Aspects of a Care Relationship
There are several aspects to a care relationship.
They have a legitimate need for some resource that you can provide. There are many needs which can be addressed.
- Hands-on work in a developing country, helping them with microfinance. Respect, advice, and structure would be some key nutrients here.
- Providing care for those in domestic violence shelters. Some primary nutrients would be attunement, comfort, and hope.
- Mentoring a young businessperson in how to succeed in industry. Acceptance, perspective, and feedback would help here.
- Teaching a kids’ Sunday school class. You’d want to include affirmation, perspective, and structure (lots of structure; I did it for years).
When a person cannot provide or create what they need to grow, and there is no manipulation or aversion to effort, it is a legitimate need.
They have no avenue to recompense you financially or otherwise. If they could pay for your help or barter for it, that would make this a simple transaction of services, not a care relationship. That is why most counselors I know have several low-fee slots, as their way of giving back to those who could never afford their help.

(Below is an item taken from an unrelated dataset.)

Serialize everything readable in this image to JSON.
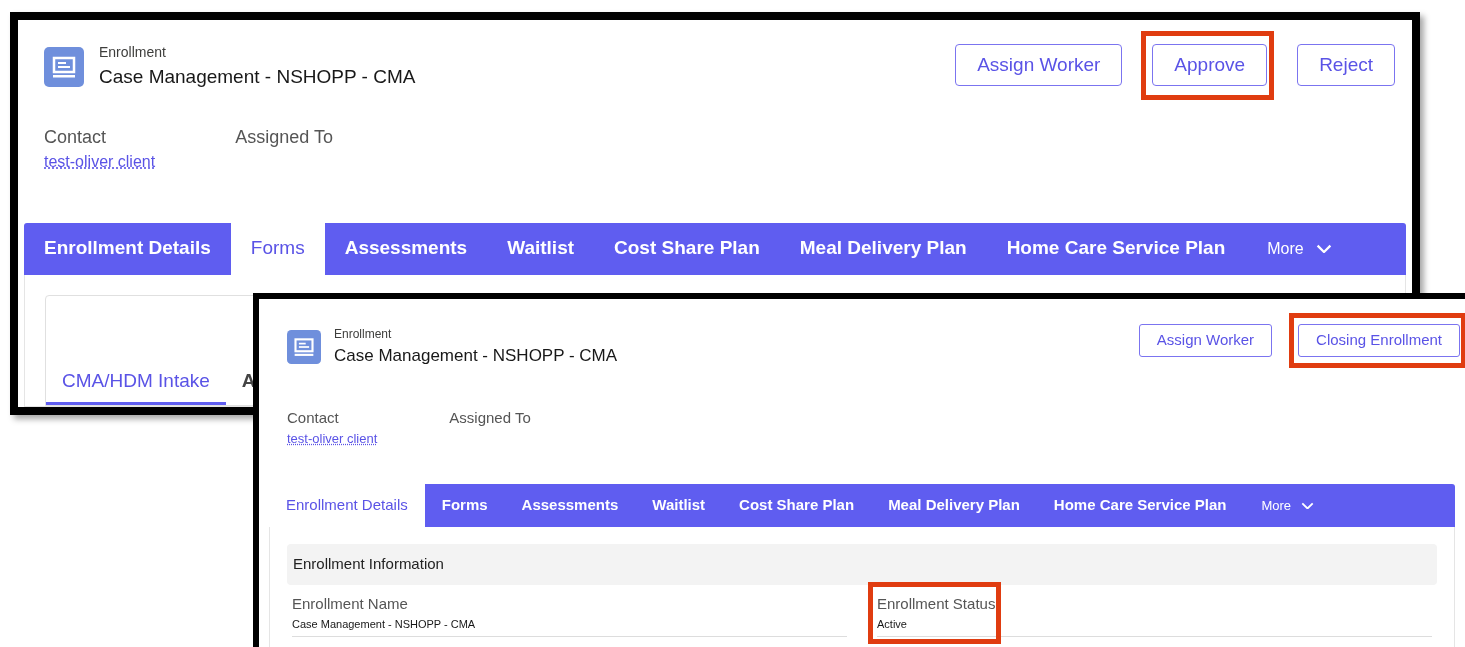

The only payment you will receive in a care relationship is an authentic and heartfelt “Thank you.” And that has its own rewards. The brain is wired for altruism. When we give from our heart, endorphins are released which provide a pleasant emotional experience. We just feel better.
Your care for them, and their benefit, is the primary focus of the relationship. The focus is on their world, their story, their needs, and their path, not ours. While a care relationship can certainly be a friendship, with a great deal of mutual love and respect, it keeps its focus on the one being cared for.
They take responsibility for the nutrients they are given. A true care person or group does not waste what they are provided. They burn the fuel, using the resources to better their condition, grow, heal, and become more autonomous. They are a very good return on the investment of yourself.
Maintaining Your Perspective
For many, care is part of their wiring. They naturally reach out to others who are without. They have a radar that reads hurt, pain, and distress even when the person in need doesn’t mention it. That is a gift.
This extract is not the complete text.